Goldman Sachs' Jose Ursua assesses puzzling seasonal patterns of volatility by month, day, and type of data period

There are a few “market anomalies” affecting the seasonality of stock returns that have captured some investor attention, like the day-of-the-week effect or the January effect, for example. They are called anomalies because – according to financial theory – the market should arbitrage away the regularity of such patterns. But in reality, it does not. We ask whether similar patterns exist with respect to market volatility. And the answer is yes: they exist and are equally puzzling.

Monthly patterns: Fall is the season of vol

We start by looking at average volatility (of S&P 500 daily returns) over the course of the year, split by month. If the arbitraging away argument were right, we would not expect to see major differences across months. Yet we find the opposite – volatility tends to be steady in the spring and summer, considerably higher in the fall, and relatively lower in the winter. Indeed, the averages for those periods since 1928 are as follows: March through August (14.8%), September through November (17.5%), and December through February (13.9%). For the whole year, average volatility stands at 15.2%, so in effect there are substantial intra-year “Vol Seasons,” which do not change much depending on which historical period we take.
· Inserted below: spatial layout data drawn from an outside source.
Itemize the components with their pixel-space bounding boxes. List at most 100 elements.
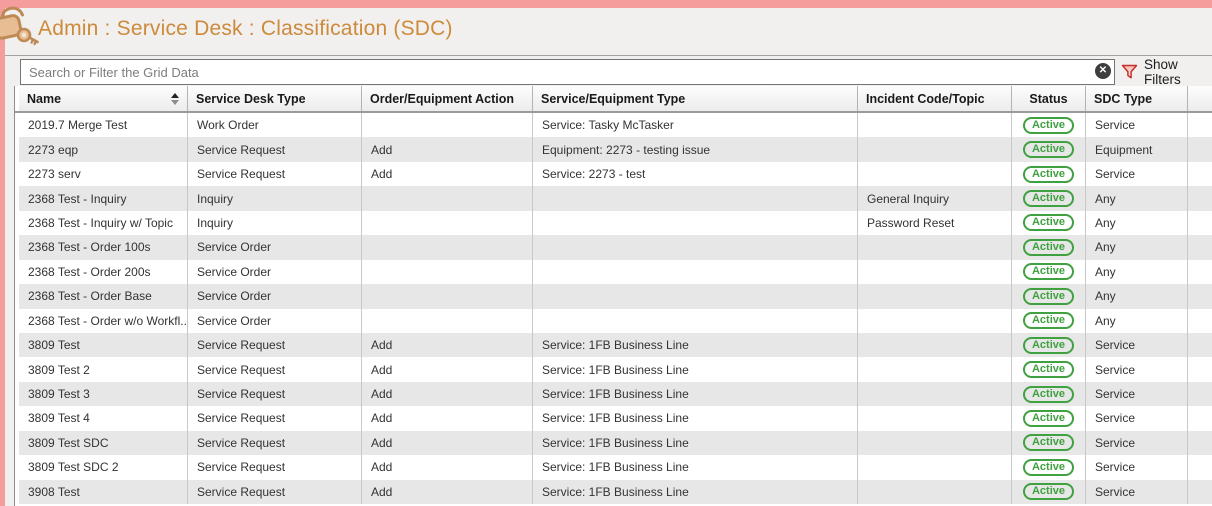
cell-name: 2368 Test - Inquiry w/ Topic	[19, 210, 188, 236]
left-accent-bar	[0, 0, 5, 506]
status-badge: Active	[1022, 336, 1075, 354]
cell-service-desk-type: Service Request	[188, 161, 362, 187]
table-body: 2019.7 Merge Test Work Order Service: Task…	[15, 113, 1212, 504]
clear-search-icon[interactable]: ✕	[1095, 63, 1111, 79]
table-row[interactable]: 3809 Test 3 Service Request Add Service: 1F…	[15, 381, 1212, 407]
cell-incident-code-topic	[858, 357, 1012, 382]
cell-service-equipment-type: Service: 1FB Business Line	[533, 455, 858, 480]
table-row[interactable]: 3809 Test 4 Service Request Add Service: 1F…	[15, 406, 1212, 431]
cell-status: Active	[1012, 161, 1086, 187]
table-row[interactable]: 3809 Test Service Request Add Service: 1FB …	[15, 332, 1212, 358]
cell-incident-code-topic	[858, 455, 1012, 480]
cell-service-equipment-type	[533, 259, 858, 285]
cell-service-equipment-type: Service: 1FB Business Line	[533, 406, 858, 431]
cell-status: Active	[1012, 479, 1086, 504]
cell-order-equipment-action	[362, 113, 533, 138]
row-left-gutter	[15, 284, 19, 309]
cell-order-equipment-action: Add	[362, 406, 533, 431]
status-badge: Active	[1022, 409, 1075, 427]
top-accent-bar	[0, 0, 1212, 8]
column-header-status[interactable]: Status	[1012, 86, 1086, 111]
cell-sdc-type: Any	[1086, 186, 1188, 211]
table-row[interactable]: 2368 Test - Order w/o Workfl... Service O…	[15, 308, 1212, 333]
cell-sdc-type: Service	[1086, 332, 1188, 358]
table-row[interactable]: 2019.7 Merge Test Work Order Service: Task…	[15, 113, 1212, 138]
cell-incident-code-topic	[858, 284, 1012, 309]
cell-service-equipment-type: Service: 1FB Business Line	[533, 479, 858, 504]
cell-service-desk-type: Service Request	[188, 455, 362, 480]
cell-sdc-type: Service	[1086, 430, 1188, 456]
column-header-incident-code-topic[interactable]: Incident Code/Topic	[858, 86, 1012, 111]
cell-filler	[1188, 137, 1212, 162]
cell-sdc-type: Service	[1086, 381, 1188, 407]
cell-status: Active	[1012, 186, 1086, 211]
column-header-sdc-type[interactable]: SDC Type	[1086, 86, 1188, 111]
column-header-order-equipment-action[interactable]: Order/Equipment Action	[362, 86, 533, 111]
table-row[interactable]: 3809 Test SDC 2 Service Request Add Service…	[15, 455, 1212, 480]
cell-status: Active	[1012, 332, 1086, 358]
cell-incident-code-topic	[858, 430, 1012, 456]
table-row[interactable]: 2368 Test - Inquiry Inquiry General Inquir…	[15, 186, 1212, 211]
cell-service-equipment-type: Service: 1FB Business Line	[533, 332, 858, 358]
cell-order-equipment-action: Add	[362, 332, 533, 358]
cell-service-desk-type: Service Request	[188, 332, 362, 358]
status-badge: Active	[1022, 190, 1075, 208]
cell-service-equipment-type	[533, 210, 858, 236]
row-left-gutter	[15, 479, 19, 504]
status-badge: Active	[1022, 312, 1075, 330]
search-input[interactable]	[20, 59, 1115, 85]
cell-sdc-type: Service	[1086, 455, 1188, 480]
cell-incident-code-topic	[858, 308, 1012, 333]
cell-service-desk-type: Service Request	[188, 479, 362, 504]
column-header-name[interactable]: Name	[19, 86, 188, 111]
table-row[interactable]: 2368 Test - Inquiry w/ Topic Inquiry Passw…	[15, 210, 1212, 236]
row-left-gutter	[15, 455, 19, 480]
cell-status: Active	[1012, 308, 1086, 333]
cell-incident-code-topic	[858, 259, 1012, 285]
table-row[interactable]: 2368 Test - Order 100s Service Order Activ…	[15, 235, 1212, 260]
cell-sdc-type: Any	[1086, 210, 1188, 236]
data-grid: Name Service Desk Type Order/Equipment A…	[14, 86, 1212, 506]
cell-sdc-type: Service	[1086, 357, 1188, 382]
table-row[interactable]: 3809 Test 2 Service Request Add Service: 1F…	[15, 357, 1212, 382]
cell-name: 3809 Test 4	[19, 406, 188, 431]
cell-service-equipment-type: Service: 2273 - test	[533, 161, 858, 187]
cell-order-equipment-action: Add	[362, 430, 533, 456]
cell-service-desk-type: Service Order	[188, 284, 362, 309]
cell-filler	[1188, 259, 1212, 285]
status-badge: Active	[1022, 434, 1075, 452]
cell-filler	[1188, 113, 1212, 138]
show-filters-toggle[interactable]: Show Filters	[1121, 57, 1212, 87]
cell-incident-code-topic	[858, 161, 1012, 187]
cell-name: 3809 Test	[19, 332, 188, 358]
sort-asc-icon[interactable]	[165, 92, 179, 105]
column-header-service-desk-type[interactable]: Service Desk Type	[188, 86, 362, 111]
cell-filler	[1188, 284, 1212, 309]
cell-service-equipment-type: Equipment: 2273 - testing issue	[533, 137, 858, 162]
table-row[interactable]: 2273 serv Service Request Add Service: 2273…	[15, 161, 1212, 187]
cell-service-equipment-type: Service: 1FB Business Line	[533, 357, 858, 382]
cell-name: 2019.7 Merge Test	[19, 113, 188, 138]
table-row[interactable]: 2368 Test - Order 200s Service Order Activ…	[15, 259, 1212, 285]
table-row[interactable]: 2273 eqp Service Request Add Equipment: 227…	[15, 137, 1212, 162]
cell-incident-code-topic	[858, 381, 1012, 407]
cell-status: Active	[1012, 113, 1086, 138]
cell-service-desk-type: Work Order	[188, 113, 362, 138]
cell-status: Active	[1012, 284, 1086, 309]
cell-name: 3809 Test SDC	[19, 430, 188, 456]
cell-sdc-type: Service	[1086, 113, 1188, 138]
table-row[interactable]: 3809 Test SDC Service Request Add Service: …	[15, 430, 1212, 456]
table-row[interactable]: 3908 Test Service Request Add Service: 1FB …	[15, 479, 1212, 504]
cell-filler	[1188, 406, 1212, 431]
cell-filler	[1188, 357, 1212, 382]
column-label: Name	[27, 91, 62, 106]
cell-name: 2273 eqp	[19, 137, 188, 162]
column-header-service-equipment-type[interactable]: Service/Equipment Type	[533, 86, 858, 111]
cell-service-equipment-type	[533, 235, 858, 260]
cell-service-desk-type: Service Order	[188, 235, 362, 260]
cell-service-equipment-type	[533, 284, 858, 309]
table-row[interactable]: 2368 Test - Order Base Service Order Activ…	[15, 284, 1212, 309]
cell-filler	[1188, 235, 1212, 260]
row-left-gutter	[15, 235, 19, 260]
cell-sdc-type: Equipment	[1086, 137, 1188, 162]
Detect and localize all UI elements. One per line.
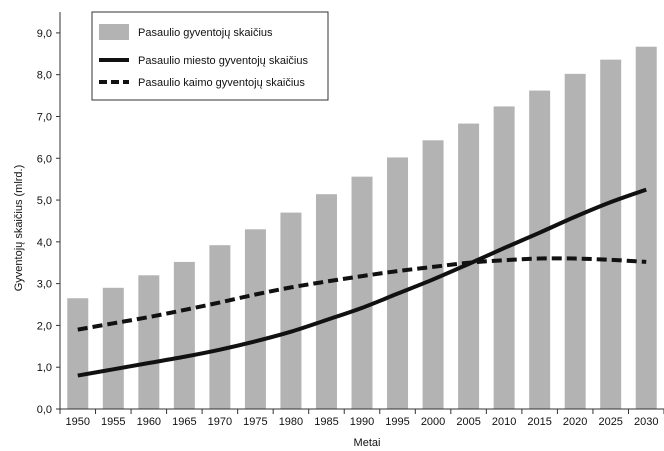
bar-2025: [600, 59, 622, 409]
bar-1950: [67, 298, 89, 409]
y-tick-label: 8,0: [37, 70, 52, 82]
axes-group: [59, 12, 664, 410]
bar-1975: [244, 229, 266, 409]
legend-box: [91, 11, 329, 101]
y-tick-label: 0,0: [37, 404, 52, 416]
bar-1990: [351, 176, 373, 409]
rural-population-line: [77, 256, 647, 332]
bar-1980: [280, 212, 302, 409]
bar-2010: [493, 106, 515, 409]
x-tick-label: 1950: [66, 416, 90, 428]
legend-swatch-bar: [99, 24, 129, 40]
y-tick-label: 6,0: [37, 153, 52, 165]
x-tick-label: 2005: [456, 416, 480, 428]
bar-2005: [458, 123, 480, 410]
x-tick-label: 1975: [243, 416, 267, 428]
x-tick-label: 1970: [208, 416, 232, 428]
x-tick-label: 2030: [634, 416, 658, 428]
bar-1985: [315, 194, 337, 409]
legend-label-total: Pasaulio gyventojų skaičius: [138, 27, 273, 39]
x-tick-label: 1955: [101, 416, 125, 428]
lines-group: [77, 187, 647, 378]
y-ticks-group: 0,0 1,0 2,0 3,0 4,0 5,0 6,0 7,0 8,0 9,0: [37, 28, 60, 416]
x-tick-label: 2020: [563, 416, 587, 428]
x-tick-label: 2025: [598, 416, 622, 428]
x-tick-label: 2010: [492, 416, 516, 428]
x-ticks-group: 1950 1955 1960 1965 1970 1975 1980 1985 1990 1995…: [59, 409, 664, 428]
legend-label-urban: Pasaulio miesto gyventojų skaičius: [138, 55, 308, 67]
x-tick-label: 1980: [279, 416, 303, 428]
bar-2000: [422, 140, 444, 409]
x-tick-label: 1965: [172, 416, 196, 428]
y-tick-label: 7,0: [37, 111, 52, 123]
bar-1970: [209, 245, 231, 409]
urban-population-line: [77, 187, 647, 378]
x-tick-label: 2015: [527, 416, 551, 428]
x-axis-title: Metai: [354, 437, 381, 449]
bar-2015: [529, 90, 551, 409]
x-tick-label: 1960: [137, 416, 161, 428]
y-tick-label: 5,0: [37, 195, 52, 207]
x-tick-label: 1995: [385, 416, 409, 428]
legend-label-rural: Pasaulio kaimo gyventojų skaičius: [138, 77, 305, 89]
bar-1995: [387, 157, 409, 409]
bar-1960: [138, 275, 160, 409]
bar-2020: [564, 73, 586, 409]
y-axis-title: Gyventojų skaičius (mlrd.): [13, 165, 25, 292]
x-tick-label: 1990: [350, 416, 374, 428]
y-tick-label: 3,0: [37, 279, 52, 291]
y-tick-label: 9,0: [37, 28, 52, 40]
bar-1955: [102, 287, 124, 409]
y-tick-label: 1,0: [37, 362, 52, 374]
x-tick-label: 2000: [421, 416, 445, 428]
y-tick-label: 2,0: [37, 320, 52, 332]
bars-group: [67, 46, 657, 410]
x-tick-label: 1985: [314, 416, 338, 428]
bar-1965: [173, 261, 195, 409]
legend: Pasaulio gyventojų skaičius Pasaulio mie…: [91, 11, 329, 101]
bar-2030: [635, 46, 657, 409]
y-tick-label: 4,0: [37, 237, 52, 249]
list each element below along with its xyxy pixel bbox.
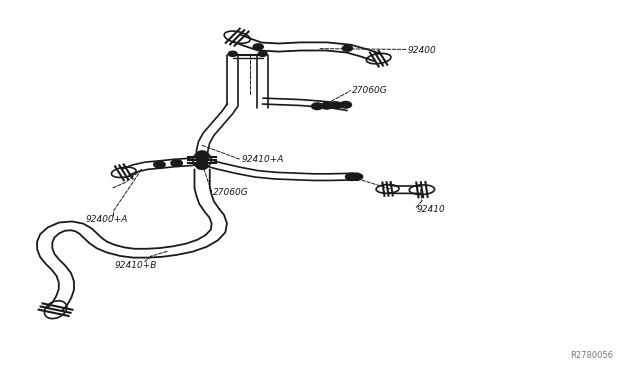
- Circle shape: [351, 173, 363, 180]
- Circle shape: [258, 51, 267, 57]
- Circle shape: [228, 51, 237, 57]
- Circle shape: [154, 161, 165, 168]
- Circle shape: [340, 102, 351, 108]
- Text: 92400: 92400: [407, 46, 436, 55]
- Text: R2780056: R2780056: [570, 350, 613, 359]
- Circle shape: [346, 173, 358, 180]
- Text: 92400+A: 92400+A: [86, 215, 128, 224]
- Text: 27060G: 27060G: [352, 86, 388, 95]
- Circle shape: [196, 163, 208, 169]
- Text: 27060G: 27060G: [213, 188, 249, 197]
- Circle shape: [312, 103, 323, 110]
- Circle shape: [171, 160, 182, 166]
- Circle shape: [342, 45, 353, 51]
- Text: 92410: 92410: [417, 205, 445, 215]
- Text: 92410+B: 92410+B: [114, 261, 157, 270]
- Circle shape: [196, 157, 208, 163]
- Circle shape: [321, 102, 332, 109]
- Circle shape: [196, 151, 208, 158]
- Circle shape: [330, 102, 342, 109]
- Text: 92410+A: 92410+A: [242, 155, 284, 164]
- Circle shape: [253, 44, 263, 50]
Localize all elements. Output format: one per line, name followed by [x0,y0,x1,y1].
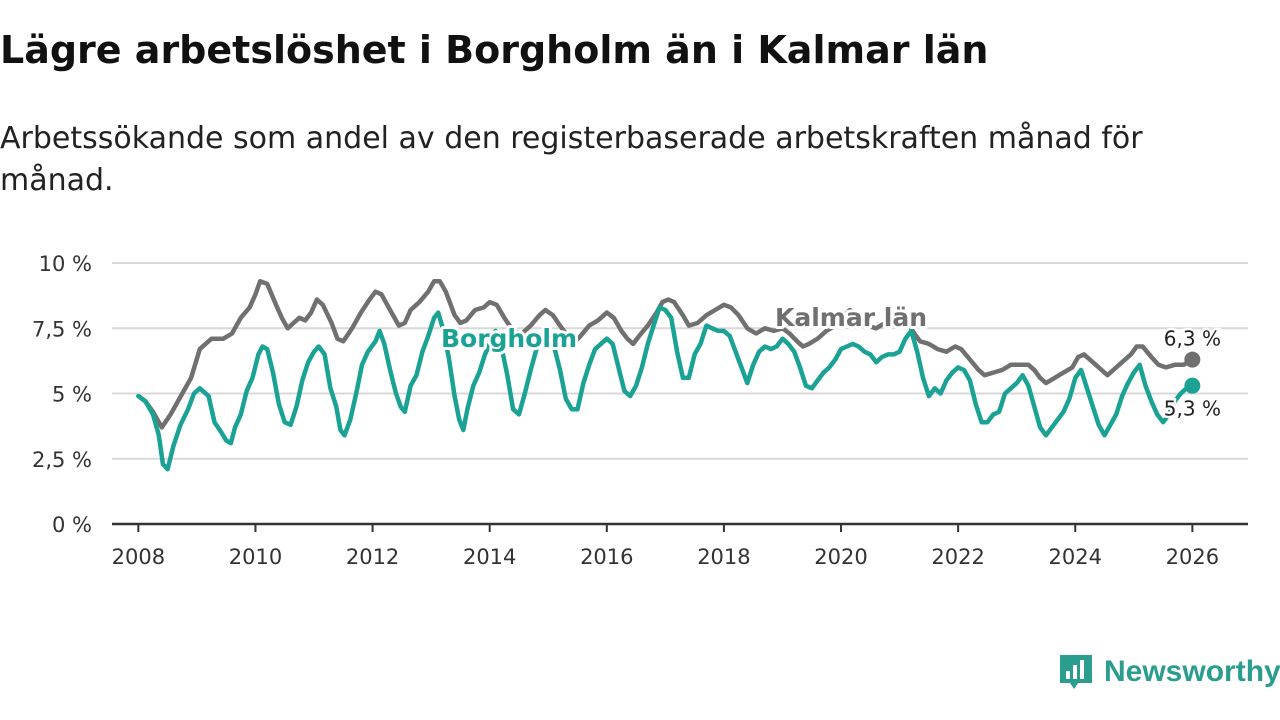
x-tick-label: 2024 [1049,545,1102,569]
series-label-kalmar: Kalmar län [775,303,927,332]
brand-logo: Newsworthy [1058,652,1280,692]
y-tick-label: 0 % [52,513,92,537]
x-tick-label: 2010 [229,545,282,569]
series-label-borgholm: Borgholm [441,324,577,353]
chart-subtitle: Arbetssökande som andel av den registerb… [0,121,1143,198]
series-end-point-borgholm [1184,377,1201,394]
brand-name: Newsworthy [1104,655,1280,688]
chart-title: Lägre arbetslöshet i Borgholm än i Kalma… [0,28,989,72]
series-end-point-kalmar-l-n [1184,351,1201,368]
x-tick-label: 2018 [697,545,750,569]
x-tick-label: 2012 [346,545,399,569]
x-tick-label: 2008 [112,545,165,569]
y-tick-label: 7,5 % [32,317,92,341]
x-tick-label: 2014 [463,545,516,569]
end-value-kalmar: 6,3 % [1164,327,1221,351]
series-line-borgholm [136,305,1195,472]
y-tick-label: 5 % [52,383,92,407]
x-tick-label: 2026 [1166,545,1219,569]
y-tick-label: 10 % [39,252,92,276]
x-tick-label: 2016 [580,545,633,569]
x-tick-label: 2022 [931,545,984,569]
end-value-borgholm: 5,3 % [1164,397,1221,421]
bar-chart-logo-icon [1060,655,1092,689]
y-tick-label: 2,5 % [32,448,92,472]
x-tick-label: 2020 [814,545,867,569]
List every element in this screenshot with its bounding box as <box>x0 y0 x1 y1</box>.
The famous adage, “Sell in May and go away; don't come back till St Leger Day,” is based precisely on the notion that investors would go away for the summer, volumes would come down, and volatility would rise to uncomfortable levels. The St. Leger Stakes (an English horseracing classic) usually takes place in mid-September, so the pattern would be somewhat off when it comes to volatility – at least with respect to US markets. Our results show that a more proper recipe for volatility traders would be to “Buy in Independence Day and go away; don’t come back till Halloween” – or something like that.

Daily patterns: Not so smooth coming back from the weekend

We then look at average annualized volatility by day of the week. We find that volatility is highest at the beginning of the week, and then declines towards Friday. For the three historical periods, Monday through Friday volatility goes from: 19.4% to 17.4% (since 1928), 18.0% to 13.9% (since 1946), and 21.3% to 16.3% (since 1980) One could argue that some historical events that occurred at the beginning of the weak are to blame for these patterns – like Tuesday 9/11 2001, Black Monday of October 1987, and Black Tuesday of October 1929. But excluding them does not materially alter the patterns.

We also find that volatility is highest at the turn of the month, with two intra-month spikes: one around the 11th and another one around the 22nd-23rd. The bottom line appears to be that markets get relatively more nervous at the turn of the week and at the turn of the month. At least partially, these patterns could reflect some Monday blues on the one hand and portfolio-rebalancing sprees on the other.

Data patterns: Bad news makes markets nervous

Finally, we look at how volatility behaves around data surprises. We find that volatility is substantially higher around data misses (when our MAP indicator – which is higher, equal, or lower than zero when prints exceed, match, or undershoot consensus, respectively – is negative). Moreover, that spike happens almost exclusively in the midst of what we have called “Active” data periods of the month (running from Philly Fed to Non-farm Payrolls, the most intense period in terms of data releases). In contrast, “Lull” periods (when there are fewer data releases) show more boring patterns, regardless of the sign of MAP.

Keep “Vol Seasons” in mind, but trust fundamentals

For an infinitely-lived investor, exploiting market anomalies can be profitable. But for regular investors with shorter horizons, the strategy is somewhat riskier – since patterns tend to materialize, but do not always. In the end, “Vol Seasons” are something to keep in mind, but fundamental analysis should stay in the driver’s seat.